The legislation introduced today would make major changes to the way child support is distributed, so that much more of the past-due support collected will go directly to former welfare families who are working hard to make ends meet. It also provides incentives and encouragement for states to directly pass through current child support payments to mothers and children on welfare.
This bill also creates two new fatherhood grant programs to promote marriage and to provide employment and parenting services to help fathers to provide their children with financial and emotional support. These programs would encourage and expand the activity already underway in many communities and build on our long-standing commitment to strengthen the role of fathers in their children's lives.
This legislation also strengthens the existing child support enforcement tools.
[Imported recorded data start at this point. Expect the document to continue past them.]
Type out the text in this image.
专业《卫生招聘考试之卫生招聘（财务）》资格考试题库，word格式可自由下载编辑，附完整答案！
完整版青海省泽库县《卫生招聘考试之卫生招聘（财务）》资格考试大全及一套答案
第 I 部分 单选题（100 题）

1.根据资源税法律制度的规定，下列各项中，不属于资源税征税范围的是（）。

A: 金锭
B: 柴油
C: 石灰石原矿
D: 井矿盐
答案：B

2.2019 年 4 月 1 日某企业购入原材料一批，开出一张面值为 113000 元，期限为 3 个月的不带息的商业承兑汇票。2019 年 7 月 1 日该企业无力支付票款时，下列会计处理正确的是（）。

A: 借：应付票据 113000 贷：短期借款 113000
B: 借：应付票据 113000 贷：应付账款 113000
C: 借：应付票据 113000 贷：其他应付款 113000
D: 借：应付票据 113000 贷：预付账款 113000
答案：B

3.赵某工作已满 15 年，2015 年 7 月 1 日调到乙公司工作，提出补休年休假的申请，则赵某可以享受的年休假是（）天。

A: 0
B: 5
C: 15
The bill: 1) lowers the threshold for denying a passport - to a parent delinquent on child support - from $5,000 to $2,500 in past-due support; 2) denies visas to nonimmigrant aliens who owe over $2,500 in child support; and 3) allows the tax offset program to be used to collect child support debts even after the child has reached 18.
We've had great success in collecting more child support from more parents for more children than ever before. We doubled collections from $8 billion in 1992 to nearly $16 billion in 1999. The federal-state child support enforcement program has tracked down 3.5 million delinquent parents through the National Directory of New Hires, tripled paternity establishments, found over 900,000 financial accounts of parents who have child support debts and collected $4 million in lump sum payments by denying passports at the rate of 30 to 40 a day.
But, we can do more. We have the opportunity to make a huge down payment to provide more support for children and strengthen families. We look forward to working with the Senate to pass child support and responsible fatherhood legislation this year.